NBAA, AOPA Take BARR Fight To Court
The FAA acted "arbitrarily and capriciously" when it reversed a longstanding policy and refused to allow aircraft owners to block their flight information from the public, NBAA and AOPA argue in a court brief (PDF) filed this week. "Very real concerns about safety, security and competitiveness justify giving aircraft owners and operators a way to 'opt-out' of having their flights tracked by anyone, anywhere in the world with an Internet connection," said NBAA President Ed Bolen. "The government ignored these concerns, but we believe the court will not be so dismissive." In their brief, filed with the U.S. Court of Appeals for the District of Columbia Circuit, NBAA and AOPA argue that the FAA's recent revisions to the Block Aircraft Registration Request (BARR) program are unlawful and should be invalidated.

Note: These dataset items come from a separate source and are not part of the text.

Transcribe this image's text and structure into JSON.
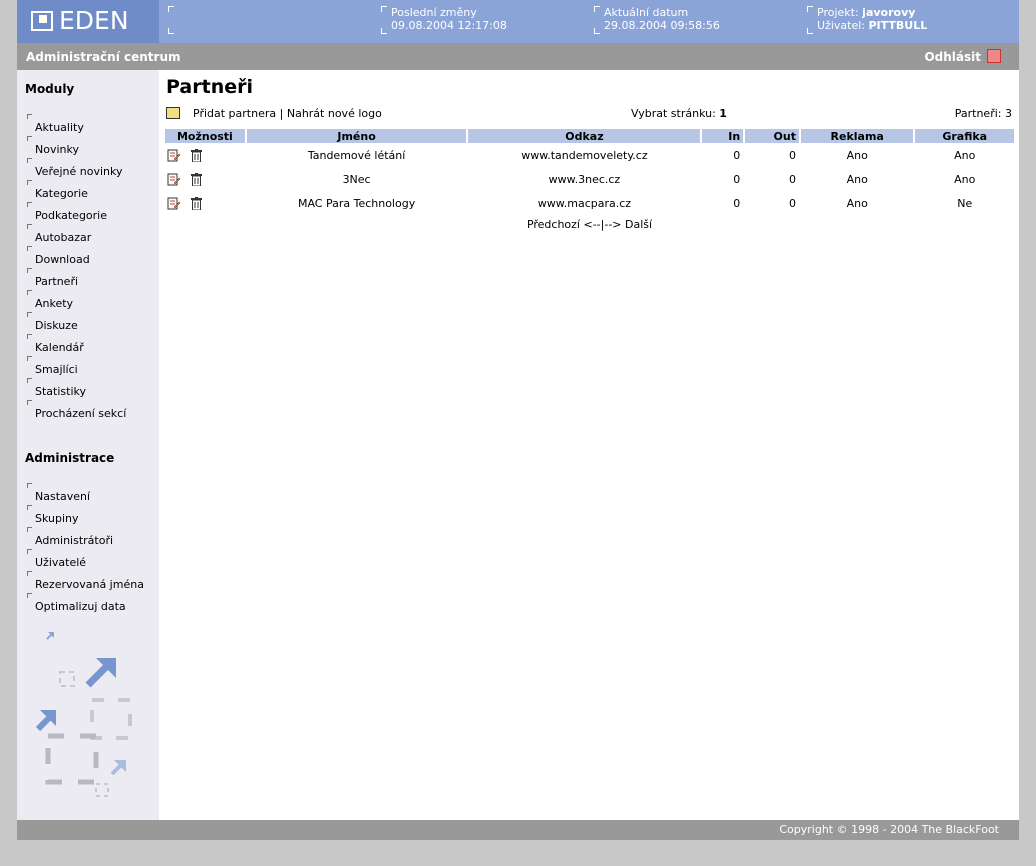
{
  "header": {
    "logo_text": "EDEN",
    "last_changes_label": "Poslední změny",
    "last_changes_value": "09.08.2004 12:17:08",
    "current_date_label": "Aktuální datum",
    "current_date_value": "29.08.2004 09:58:56",
    "project_label": "Projekt:",
    "project_value": "javorovy",
    "user_label": "Uživatel:",
    "user_value": "PITTBULL"
  },
  "graybar": {
    "title": "Administrační centrum",
    "logout_label": "Odhlásit"
  },
  "sidebar": {
    "modules_heading": "Moduly",
    "modules": [
      "Aktuality",
      "Novinky",
      "Veřejné novinky",
      "Kategorie",
      "Podkategorie",
      "Autobazar",
      "Download",
      "Partneři",
      "Ankety",
      "Diskuze",
      "Kalendář",
      "Smajlíci",
      "Statistiky",
      "Procházení sekcí"
    ],
    "admin_heading": "Administrace",
    "admin": [
      "Nastavení",
      "Skupiny",
      "Administrátoři",
      "Uživatelé",
      "Rezervovaná jména",
      "Optimalizuj data"
    ]
  },
  "main": {
    "title": "Partneři",
    "add_partner": "Přidat partnera",
    "separator": "|",
    "upload_logo": "Nahrát nové logo",
    "page_select_label": "Vybrat stránku:",
    "page_select_value": "1",
    "partners_count_label": "Partneři:",
    "partners_count_value": "3",
    "columns": [
      "Možnosti",
      "Jméno",
      "Odkaz",
      "In",
      "Out",
      "Reklama",
      "Grafika"
    ],
    "rows": [
      {
        "name": "Tandemové létání",
        "link": "www.tandemovelety.cz",
        "in": "0",
        "out": "0",
        "ad": "Ano",
        "graphic": "Ano"
      },
      {
        "name": "3Nec",
        "link": "www.3nec.cz",
        "in": "0",
        "out": "0",
        "ad": "Ano",
        "graphic": "Ano"
      },
      {
        "name": "MAC Para Technology",
        "link": "www.macpara.cz",
        "in": "0",
        "out": "0",
        "ad": "Ano",
        "graphic": "Ne"
      }
    ],
    "pager": "Předchozí <--|--> Další"
  },
  "footer": {
    "copyright": "Copyright © 1998 - 2004 The BlackFoot"
  },
  "colors": {
    "topbar": "#8aa4d8",
    "logo_bg": "#6f8cc8",
    "graybar": "#999999",
    "sidebar_bg": "#ecebf2",
    "table_header": "#b6c6e4"
  }
}
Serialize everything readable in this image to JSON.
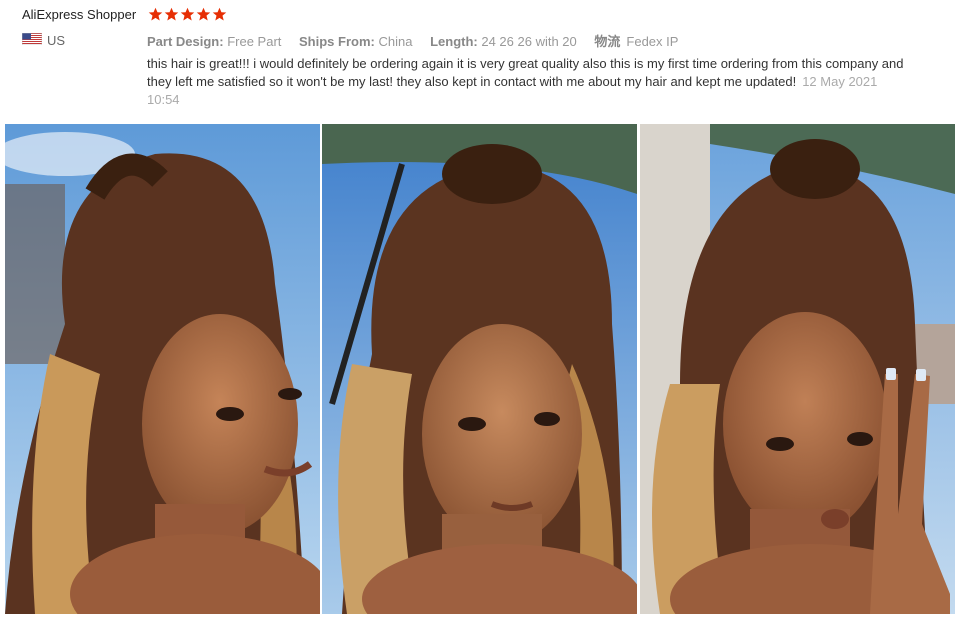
{
  "reviewer": {
    "name": "AliExpress Shopper",
    "rating": 5,
    "country": "US",
    "flag_icon": "us-flag-icon"
  },
  "attributes": {
    "part_design_label": "Part Design:",
    "part_design_value": "Free Part",
    "ships_from_label": "Ships From:",
    "ships_from_value": "China",
    "length_label": "Length:",
    "length_value": "24 26 26 with 20",
    "logistics_label": "物流",
    "logistics_value": "Fedex IP"
  },
  "review": {
    "text": "this hair is great!!! i would definitely be ordering again it is very great quality also this is my first time ordering from this company and they left me satisfied so it won't be my last! they also kept in contact with me about my hair and kept me updated!",
    "timestamp": "12 May 2021 10:54"
  },
  "photos": [
    {
      "name": "review-photo-1"
    },
    {
      "name": "review-photo-2"
    },
    {
      "name": "review-photo-3"
    }
  ],
  "colors": {
    "star": "#e62e04",
    "sky": "#7fb3e3",
    "skin": "#a86a45",
    "hair_dark": "#4a2a18",
    "hair_light": "#c9995a"
  }
}
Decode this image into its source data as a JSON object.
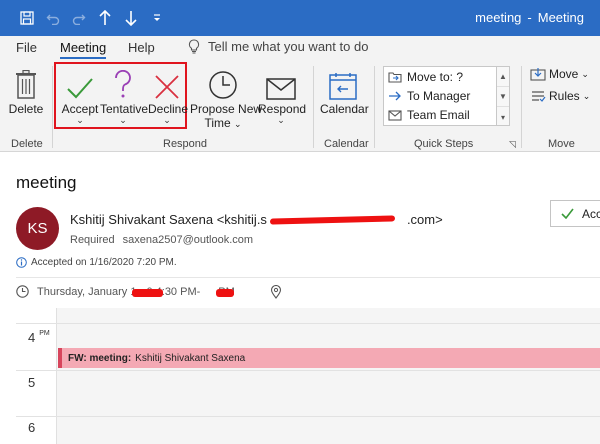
{
  "window": {
    "subject": "meeting",
    "app": "Meeting",
    "separator": "-"
  },
  "menu": {
    "tabs": [
      "File",
      "Meeting",
      "Help"
    ],
    "active_tab": "Meeting",
    "tell_me": "Tell me what you want to do"
  },
  "ribbon": {
    "delete": {
      "label": "Delete",
      "group": "Delete"
    },
    "respond": {
      "group": "Respond",
      "accept": "Accept",
      "tentative": "Tentative",
      "decline": "Decline",
      "propose_line1": "Propose New",
      "propose_line2": "Time",
      "respond": "Respond"
    },
    "calendar": {
      "label": "Calendar",
      "group": "Calendar"
    },
    "quick_steps": {
      "group": "Quick Steps",
      "items": [
        "Move to: ?",
        "To Manager",
        "Team Email"
      ]
    },
    "move": {
      "group": "Move",
      "move": "Move",
      "rules": "Rules"
    }
  },
  "message": {
    "subject": "meeting",
    "avatar_initials": "KS",
    "sender_name": "Kshitij Shivakant Saxena",
    "sender_email_start": "<kshitij.s",
    "sender_email_end": ".com>",
    "required_label": "Required",
    "required_email": "saxena2507@outlook.com",
    "accepted_on": "Accepted on 1/16/2020 7:20 PM.",
    "when_prefix": "Thursday, January 1",
    "when_mid": "0 4:30 PM-",
    "when_suffix": "PM",
    "reply_button": "Acc"
  },
  "calendar_preview": {
    "hours": [
      "4",
      "5",
      "6"
    ],
    "pm_marker": "PM",
    "event_prefix": "FW: meeting:",
    "event_organizer": "Kshitij Shivakant Saxena"
  },
  "colors": {
    "title_bar": "#2b6cc4",
    "accept_icon": "#3a9a3a",
    "tentative_icon": "#9a3fb5",
    "decline_icon": "#d93040",
    "highlight_box": "#e0141e",
    "avatar": "#8e1a26",
    "event": "#f4a9b4"
  }
}
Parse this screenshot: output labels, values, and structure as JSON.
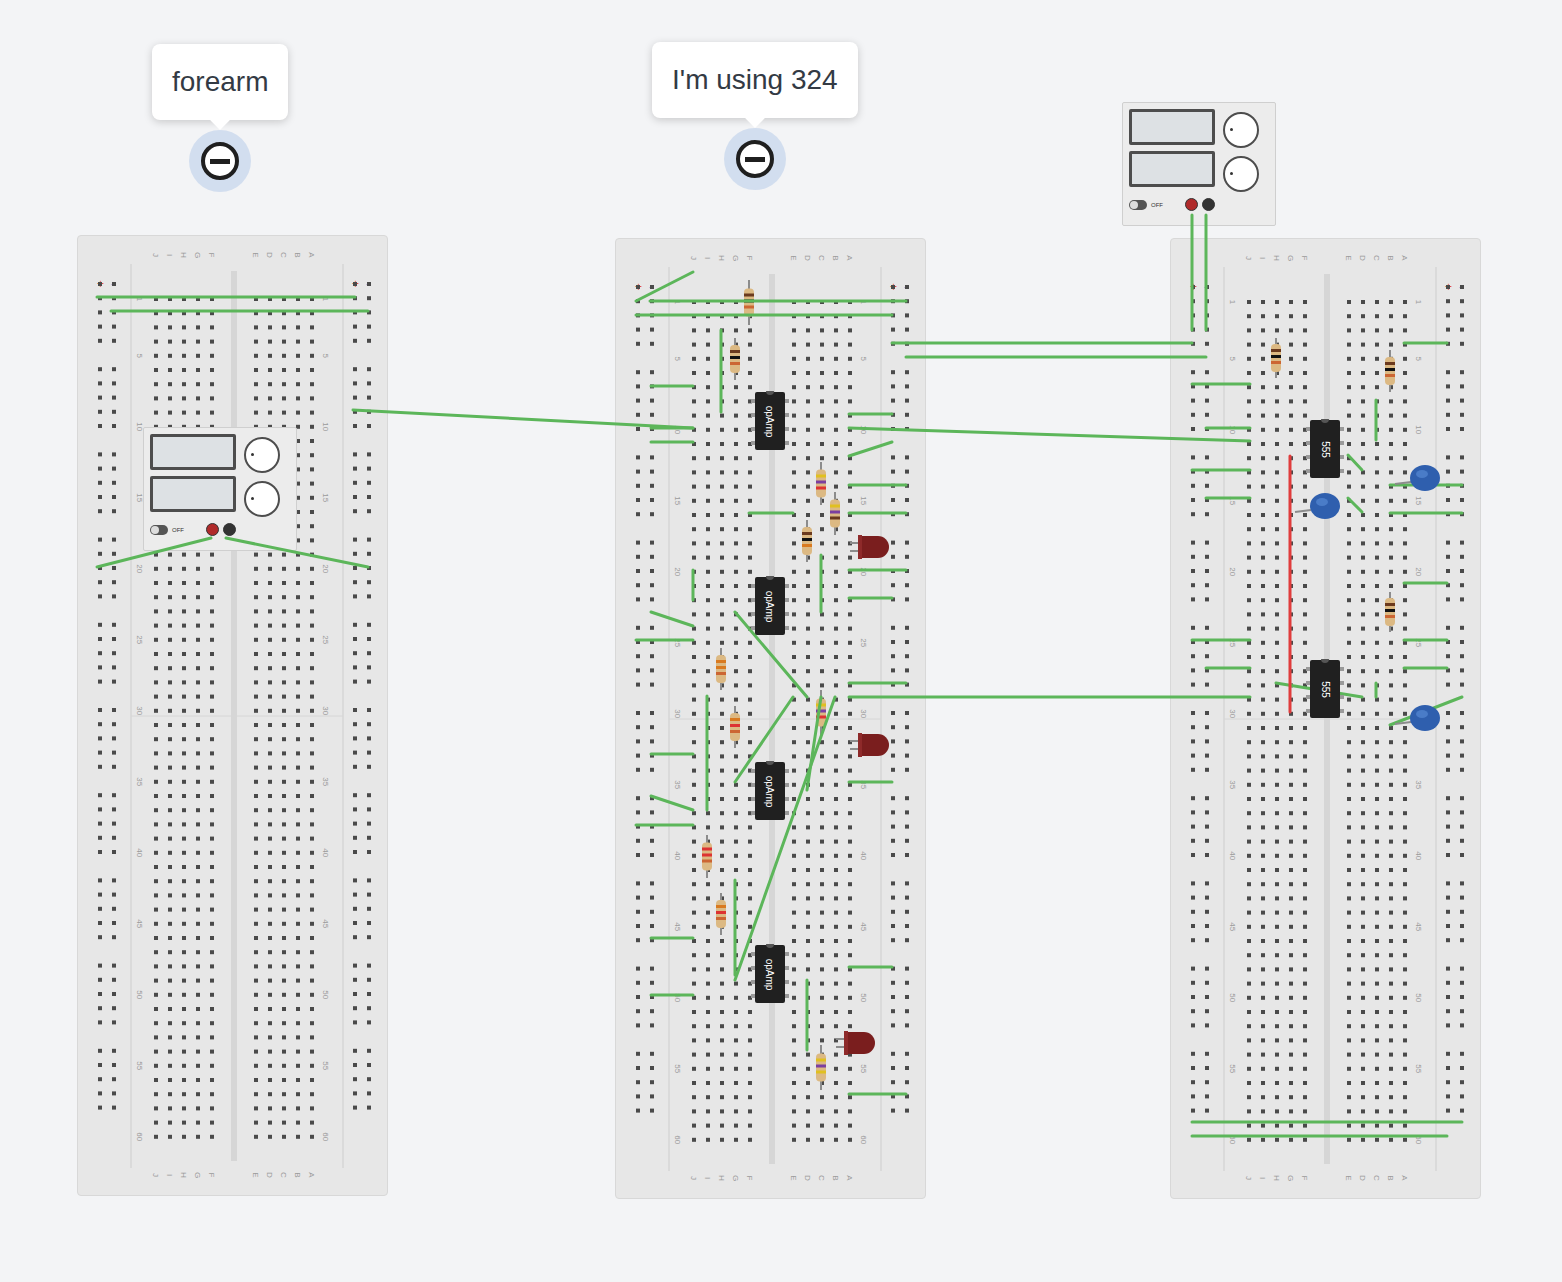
{
  "notes": [
    {
      "text": "forearm"
    },
    {
      "text": "I'm using 324"
    }
  ],
  "breadboard_labels": {
    "columns": [
      "J",
      "I",
      "H",
      "G",
      "F",
      "E",
      "D",
      "C",
      "B",
      "A"
    ],
    "rows": [
      "1",
      "5",
      "10",
      "15",
      "20",
      "25",
      "30",
      "35",
      "40",
      "45",
      "50",
      "55",
      "60"
    ],
    "rails": [
      {
        "label": "+",
        "color": "#e0523f"
      },
      {
        "label": "-",
        "color": "#4a8fd6"
      }
    ]
  },
  "breadboards": [
    {
      "chips": []
    },
    {
      "chips": [
        {
          "label": "opAmp"
        },
        {
          "label": "opAmp"
        },
        {
          "label": "opAmp"
        },
        {
          "label": "opAmp"
        }
      ]
    },
    {
      "chips": [
        {
          "label": "555"
        },
        {
          "label": "555"
        }
      ]
    }
  ],
  "power_supplies": [
    {
      "switch_label": "OFF",
      "on": false
    },
    {
      "switch_label": "OFF",
      "on": false
    }
  ]
}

The FAA has failed to "offer any explanation" for its decision to change the policy, which had been in effect for over a decade, according to the brief. The need for "government openness and transparency" must be weighed against personal privacy concerns, NBAA and AOPA said, which the FAA also failed to do. The FAA has until Sept. 28 to file a brief in response to NBAA and AOPA. The two associations will then have an opportunity to file a final brief on Oct. 12. The Court of Appeals will hear arguments shortly thereafter. EAA filed a "friend of the court" brief in support of the suit.